Fast Company Writes About Vega

Written By Adele Peters for Fast Company

A century ago, a large wooden cargo schooner called Vega sailed up and down the Swedish coast making zero-carbon deliveries, before the concept of carbon footprints existed. Now, the fully restored ship is sailing across the Atlantic to begin a new life delivering cargo for companies that are trying to cut emissions.

“Our mission is to prove the value of clean shipping,” says Danielle Doggett, CEO and cofounder of Sailcargo, the company that now owns the ship and will soon begin operating routes between North and South America. It’s starting with deliveries of specialty coffee from Columbia to New Jersey for Café William, a roaster that wants to sell the first emissions-free coffee.

Doggett, who started sailing on tall ships as a 13-year-old, started thinking about the potential to revive traditional cargo shipping more than a decade ago. In 2014, she and two partners launched the company and later began working on building a traditional vessel from scratch. While traveling, Doggett had also run across the Vega. The ship, built in 1909, had been retired in the 1960s, as fossil-fueled container ships started to dominate trade routes.
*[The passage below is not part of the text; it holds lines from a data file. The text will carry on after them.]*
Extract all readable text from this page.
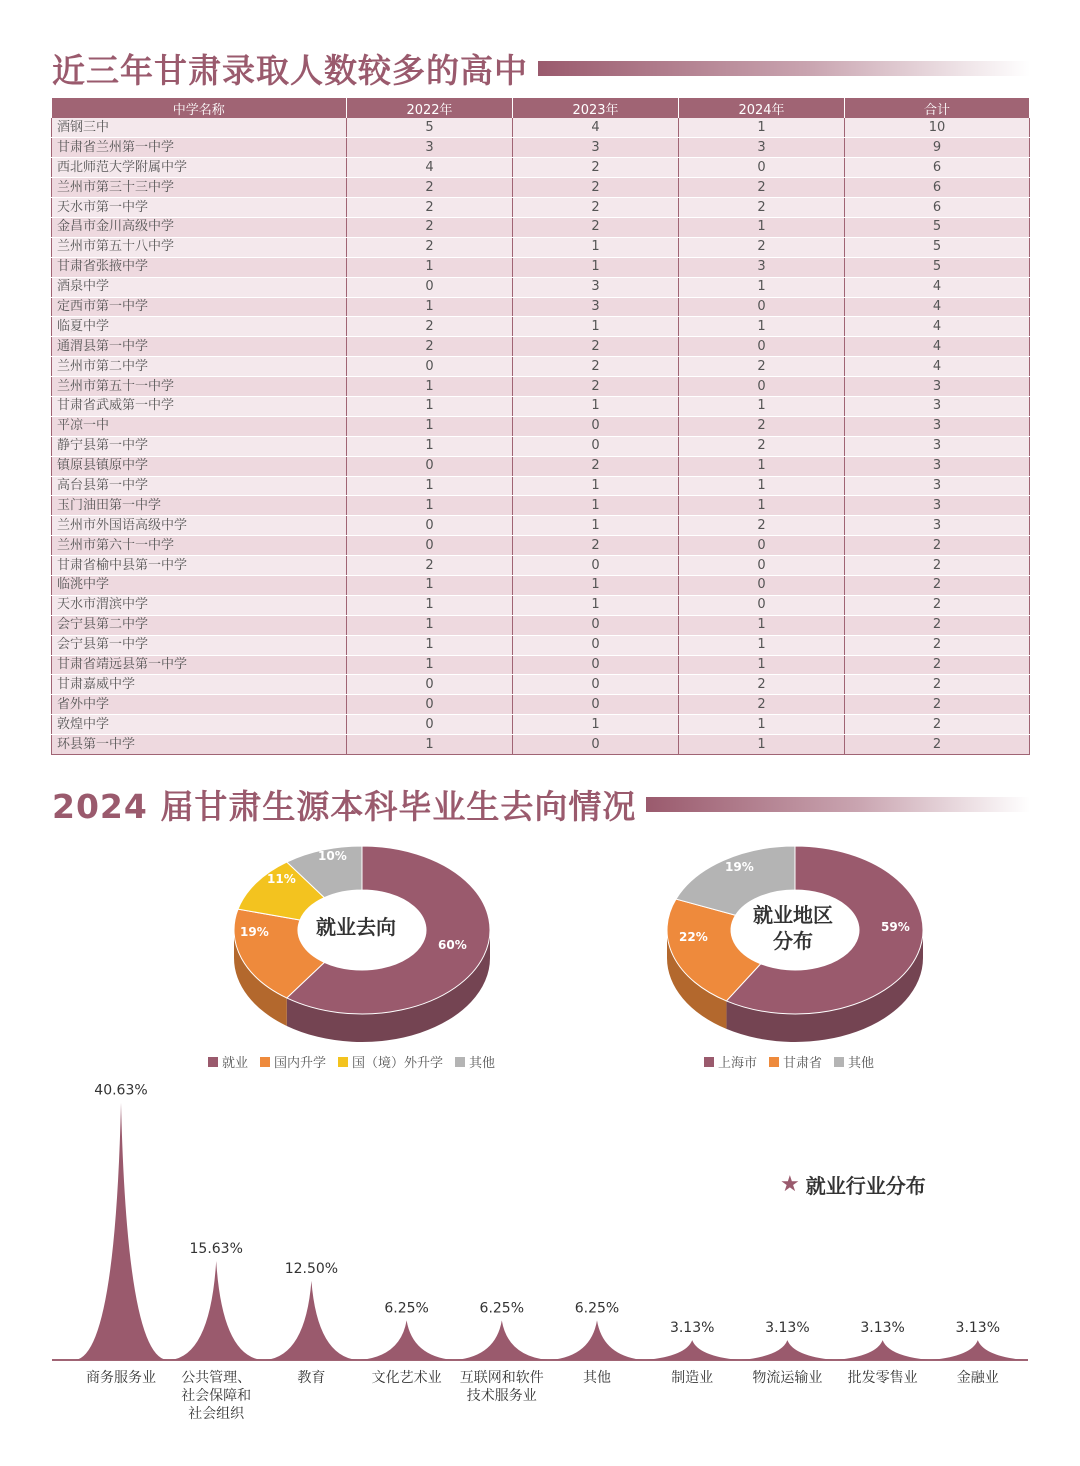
近三年甘肃录取人数较多的高中
中学名称	2022年	2023年	2024年	合计
酒钢三中	5	4	1	10
甘肃省兰州第一中学	3	3	3	9
西北师范大学附属中学	4	2	0	6
兰州市第三十三中学	2	2	2	6
天水市第一中学	2	2	2	6
金昌市金川高级中学	2	2	1	5
兰州市第五十八中学	2	1	2	5
甘肃省张掖中学	1	1	3	5
酒泉中学	0	3	1	4
定西市第一中学	1	3	0	4
临夏中学	2	1	1	4
通渭县第一中学	2	2	0	4
兰州市第二中学	0	2	2	4
兰州市第五十一中学	1	2	0	3
甘肃省武威第一中学	1	1	1	3
平凉一中	1	0	2	3
静宁县第一中学	1	0	2	3
镇原县镇原中学	0	2	1	3
高台县第一中学	1	1	1	3
玉门油田第一中学	1	1	1	3
兰州市外国语高级中学	0	1	2	3
兰州市第六十一中学	0	2	0	2
甘肃省榆中县第一中学	2	0	0	2
临洮中学	1	1	0	2
天水市渭滨中学	1	1	0	2
会宁县第二中学	1	0	1	2
会宁县第一中学	1	0	1	2
甘肃省靖远县第一中学	1	0	1	2
甘肃嘉威中学	0	0	2	2
省外中学	0	0	2	2
敦煌中学	0	1	1	2
环县第一中学	1	0	1	2
2024 届甘肃生源本科毕业生去向情况
就业去向
60%
19%
11%
10%
就业 国内升学 国（境）外升学 其他
就业地区
分布
59%
22%
19%
上海市 甘肃省 其他
40.63%
商务服务业
15.63%
公共管理、
社会保障和
社会组织
12.50%
教育
6.25%
文化艺术业
6.25%
互联网和软件
技术服务业
6.25%
其他
3.13%
制造业
3.13%
物流运输业
3.13%
批发零售业
3.13%
金融业
★ 就业行业分布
It was headed for the scrapyard when a family of Swedish shipbuilders rescued it and spent years restoring it; Doggett, who loved the design, stayed in touch with them and eventually made a deal to buy it.
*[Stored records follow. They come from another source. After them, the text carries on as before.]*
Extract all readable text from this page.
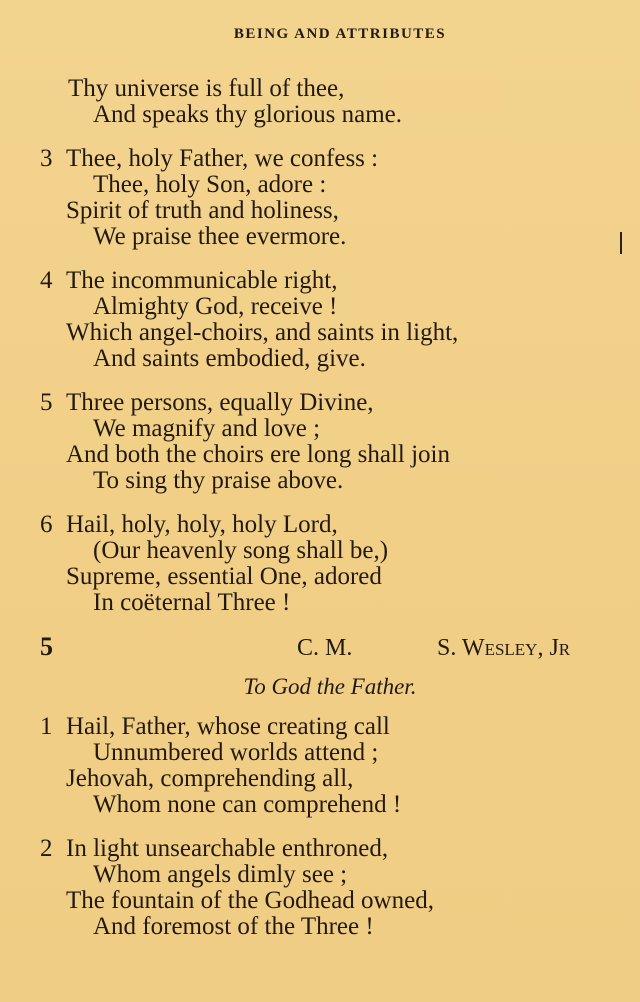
BEING AND ATTRIBUTES
Thy universe is full of thee,
And speaks thy glorious name.
3 Thee, holy Father, we confess :
Thee, holy Son, adore :
Spirit of truth and holiness,
We praise thee evermore.
4 The incommunicable right,
Almighty God, receive !
Which angel-choirs, and saints in light,
And saints embodied, give.
5 Three persons, equally Divine,
We magnify and love ;
And both the choirs ere long shall join
To sing thy praise above.
6 Hail, holy, holy, holy Lord,
(Our heavenly song shall be,)
Supreme, essential One, adored
In coëternal Three !
5	C. M.	S. Wesley, Jr
To God the Father.
1 Hail, Father, whose creating call
Unnumbered worlds attend ;
Jehovah, comprehending all,
Whom none can comprehend !
2 In light unsearchable enthroned,
Whom angels dimly see ;
The fountain of the Godhead owned,
And foremost of the Three !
The crew of Vega in Sweden before setting sail for the Caribbean.

Ships transport more than 10 billion metric tons of cargo a year, and are responsible for more emissions than the airline industry. While shipping companies are working on less polluting technology, progress is slow. “They have massive fleets, and filling stations, and all of these very real, tangible assets that take a very long time to transition,” Doggett says. A container ship running on fossil fuels might cost $100 million and last 25 years. Some companies are in the early stages of introducing new designs, like the shipping giant Maersk, which plans to launch a carbon-neutral vessel in 2023. Others are experimenting with retrofitting technology on older ships to reduce, but not eliminate, emissions. And a handful of startups, like Sailcargo, are turning to traditional sailing to offer an alternative on some routes.
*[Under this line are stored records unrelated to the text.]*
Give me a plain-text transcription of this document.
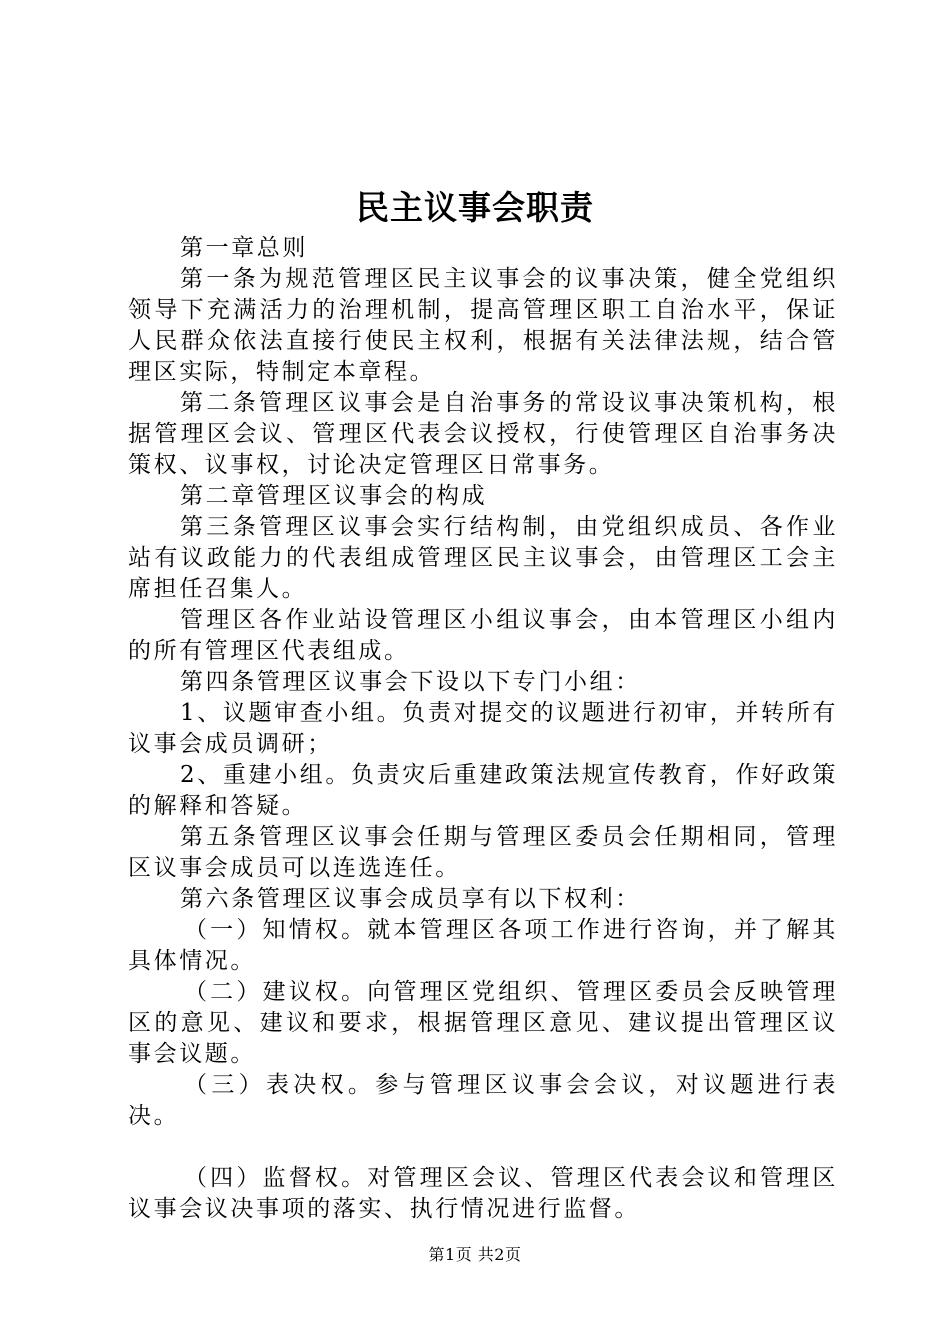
民主议事会职责

第一章总则

第一条为规范管理区民主议事会的议事决策，健全党组织领导下充满活力的治理机制，提高管理区职工自治水平，保证人民群众依法直接行使民主权利，根据有关法律法规，结合管理区实际，特制定本章程。

第二条管理区议事会是自治事务的常设议事决策机构，根据管理区会议、管理区代表会议授权，行使管理区自治事务决策权、议事权，讨论决定管理区日常事务。

第二章管理区议事会的构成

第三条管理区议事会实行结构制，由党组织成员、各作业站有议政能力的代表组成管理区民主议事会，由管理区工会主席担任召集人。

管理区各作业站设管理区小组议事会，由本管理区小组内的所有管理区代表组成。

第四条管理区议事会下设以下专门小组：

1、议题审查小组。负责对提交的议题进行初审，并转所有议事会成员调研；

2、重建小组。负责灾后重建政策法规宣传教育，作好政策的解释和答疑。

第五条管理区议事会任期与管理区委员会任期相同，管理区议事会成员可以连选连任。

第六条管理区议事会成员享有以下权利：

（一）知情权。就本管理区各项工作进行咨询，并了解其具体情况。

（二）建议权。向管理区党组织、管理区委员会反映管理区的意见、建议和要求，根据管理区意见、建议提出管理区议事会议题。

（三）表决权。参与管理区议事会会议，对议题进行表决。

（四）监督权。对管理区会议、管理区代表会议和管理区议事会议决事项的落实、执行情况进行监督。

第1页 共2页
Sailcargo doesn’t expect to replace the massive industry. But as companies look for ways to reduce emissions, it can offer a solution that works now. Because it doesn’t use shipping containers—goods are loaded on pallets—it also has some logistical advantages. “Some of these fast vessels have to wait at port often up to two weeks, because they’re dependent on the port infrastructure,” says Doggett. “They need the big crane to unload the container. We do not—we can unload ourselves.”

As standard cargo ships idle, they keep burning fuel, sending pollution into nearby neighborhoods. The ships also have wait in line to refuel (and also often wait for days at a port for fuel prices to drop when prices are high). “In the end, I’m actually hoping that our ships will be faster in terms of actual delivery turnaround, depending on which route we’re looking at,” she says. The ship can also accommodate unusually-sized loads, including cargo that’s so much smaller than a shipping container that it would normally travel by plane.

When I talked to Doggett, Vega was in the Baltic Sea, beginning the trip across the ocean. By July, the crew expects to land in the Bahamas and do some work on the ship. Then the company will begin making its first trips between Colombia and New Jersey. The next ship, being constructed at the company’s headquarters in Costa Rica, is expected to begin sailing in a year and a half.